Znana na globalnym rynku marka Uncle Ben’s uległa dyktatowi kojarzonemy z ruchem „Black Lives Matter”. Producent dla zachowania politycznej poprawności gotów jest na zmianę wizerunku. A trzeba dodać, że chodzi nie tylko o logo z czarnoskórym miłym panem, ale też samą nazwę. Dlaczego? Bo się źle kojarzą!
Marka Uncle Ben’s kojarzona jest od lat z wizerunkiem starszego, czarnoskórego mężczyzny, uśmiechającego się do klientów z opakowań ryżu. Teraz to się zmieni, gdyż uznano, że taki wizerunek nie służy walce z rasizmem. Takie wnioski to efekt protestów i burd po śmierci George’a Floyda, jakie przechodzą przez USA pod szyldem „Black Lives Matter”.
Wesprzyj nas już teraz!
W imię politycznej poprawności istniejąca od 1946 roku marka Uncle Ben’s gotowa jest wyrzec się swej nazwy i logotypu z „ukochanym szefem kuchni i kelnerem z Chicago, Frankiem Brownem”.

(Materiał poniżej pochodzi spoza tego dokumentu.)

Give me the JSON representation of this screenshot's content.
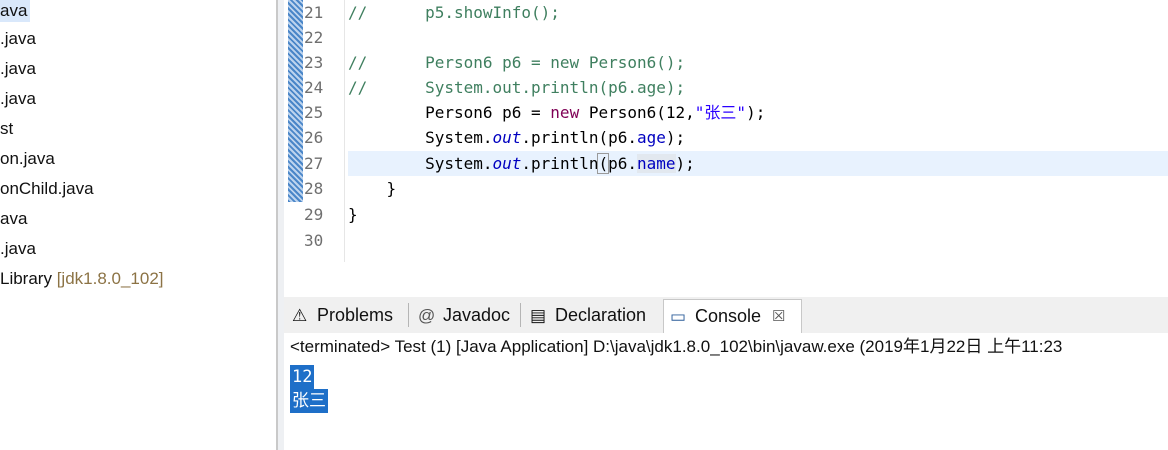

W czym problem? Przede wszystkim Frank Brown jest… czarny, a określenie „wujek” jest w tym kontekście źle kojarzone. Zwroty „wujek” i „ciocia” (ang. uncle, aunt) używane były w czasach segregacji rasowej jako grzecznościowe wobec starszych czarnoskórych osób – jako zamienniki „pan” i „pani”, które zarezerwowane były dla białych.

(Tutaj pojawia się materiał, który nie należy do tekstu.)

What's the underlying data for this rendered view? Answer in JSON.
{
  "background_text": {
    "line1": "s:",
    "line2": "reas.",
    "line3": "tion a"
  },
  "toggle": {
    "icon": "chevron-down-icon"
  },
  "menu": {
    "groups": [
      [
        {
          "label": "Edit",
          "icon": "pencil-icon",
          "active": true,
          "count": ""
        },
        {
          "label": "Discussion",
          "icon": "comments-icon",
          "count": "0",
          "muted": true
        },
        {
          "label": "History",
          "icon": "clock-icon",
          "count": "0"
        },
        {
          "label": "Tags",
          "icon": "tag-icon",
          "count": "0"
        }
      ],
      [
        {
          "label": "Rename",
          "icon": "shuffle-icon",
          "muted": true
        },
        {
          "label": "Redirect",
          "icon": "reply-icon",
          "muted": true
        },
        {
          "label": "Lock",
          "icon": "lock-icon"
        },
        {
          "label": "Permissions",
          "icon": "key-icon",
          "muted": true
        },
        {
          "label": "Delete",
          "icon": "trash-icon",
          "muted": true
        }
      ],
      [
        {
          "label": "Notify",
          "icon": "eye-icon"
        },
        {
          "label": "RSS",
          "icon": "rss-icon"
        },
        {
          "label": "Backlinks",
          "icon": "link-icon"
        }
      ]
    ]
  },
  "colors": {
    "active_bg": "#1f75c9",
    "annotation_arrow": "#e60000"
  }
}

Sprawę wizerunku przesądziło zabójstwo Floyda, bowiem w świat poszedł przekaz o systemowej segregacji i przyzwolenia na agresję policji wobec osób czarnoskórych. By przeciwdziałać rasizmowi wiele firm postanowiło „coś zrobić”, by tylko odciąć się od podejrzeń o dyskryminację. Czarnoskóry „wujek Ben” jao wizerunek marki przetrwać zatem nie mógł.
Póki co nie wiadomo jaką nazwę i logo obierze producent ryżu. Głos zabiorą konsumenci, a firma bierze pod rozwagę wszelkie możliwości.
Jeśli wygra polityczna poprawność, zapewne doczekamy się ryżu… w tęczowych pudełkach.